We used the instructiosn found at:
http://www.dcache.org/manuals/dcacheUpgrade_1_6-1_7.shtml
Preupgrade Steps:
I had some difficulty with the preupgrade steps- dropping some of the
old databases and recreating them. These were due to not all databases
being owned by the srmdcache postgres role, and the srmdcache role
itself not actually having the ability to create databases. This was
fixed quite quickly with a quick peek in the postgres manual, and is
something other sites with younger, fresher dcaches then mine probably
won't have to worry about.
Upgrade:
Went really smoothly, no problems. As I said we upgraded using the
"rpm method". RPM kindly backed up our PoolManager.conf, something I
was very thankful for.
Post-Upgrade:
Switched to using yaim. We needed to upgrade to the latest yaim
version, and edit our site-info.defs, but this stage also went without
problems.
Post-post upgrade notes.
After the upgrade we had some troubles. Firstly we ran afoul of a
change in the ports dcache uses, and we had to open the ports 50000 -
52000 on all our nodes to get our dcache to work.

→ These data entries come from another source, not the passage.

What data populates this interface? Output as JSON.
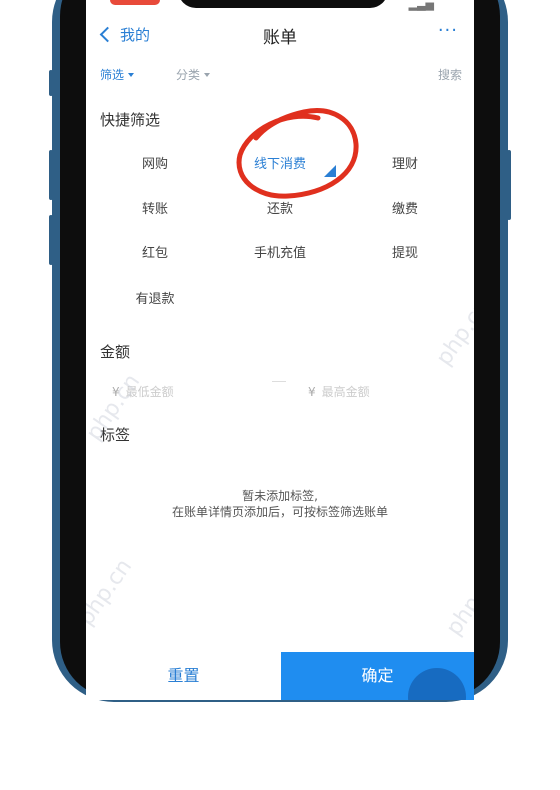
{
  "nav": {
    "back_label": "我的",
    "title": "账单",
    "more_label": "···"
  },
  "filterbar": {
    "filter_label": "筛选",
    "category_label": "分类",
    "search_label": "搜索"
  },
  "quick_filter": {
    "title": "快捷筛选",
    "options": [
      "网购",
      "线下消费",
      "理财",
      "转账",
      "还款",
      "缴费",
      "红包",
      "手机充值",
      "提现",
      "有退款"
    ],
    "selected": "线下消费"
  },
  "amount": {
    "title": "金额",
    "currency_symbol": "¥",
    "min_placeholder": "最低金额",
    "max_placeholder": "最高金额"
  },
  "tags": {
    "title": "标签",
    "empty_line1": "暂未添加标签,",
    "empty_line2": "在账单详情页添加后，可按标签筛选账单"
  },
  "actions": {
    "reset_label": "重置",
    "confirm_label": "确定"
  },
  "watermark": "php.cn",
  "colors": {
    "accent": "#2a7fd4",
    "confirm_bg": "#1f8df0",
    "frame": "#2f5f86",
    "annotation": "#e0301e"
  }
}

Secondly we had a problem whereby apt auto-updated dcache up a patch
version (from 1.7-16 to 1.7-17) and broke the server (java based
problems). This was fixed by stopping dcache, rerunning the yaim
configure, then restarting dcache. Owen suggested a faster way of
fixing this problem by just running the dcache install.sh instead of a
full yaim configure.
Thirdly the upgrade wipes your custom PoolManager.conf- I simply put
my old one in place and reloaded things in the PoolManager admin cell.
DCache didn't seem to like this too much, and barfed, but after
restarting everything seems fine.
With the upgrade each pool node now has a DCAP door as well as a
gridftp door on it. As I can't really see any advantages of this I'm
probably going to close the DCAP door on the pool nodes.
Finally, we Lancastrians don't appear to have seen the last of the
CLOSE_WAIT problem, we failed RM tests from 4am-10am this morning when
I restarted all the doors. My test transfers all met with the "end of
file" error. I've upped the number of gridftp logins for each door (it
was set at 100, I added an extra 0 to that), hopefully that will
alleviate the problem.
Hope that's useful to you chaps,
cheers,
Matt
|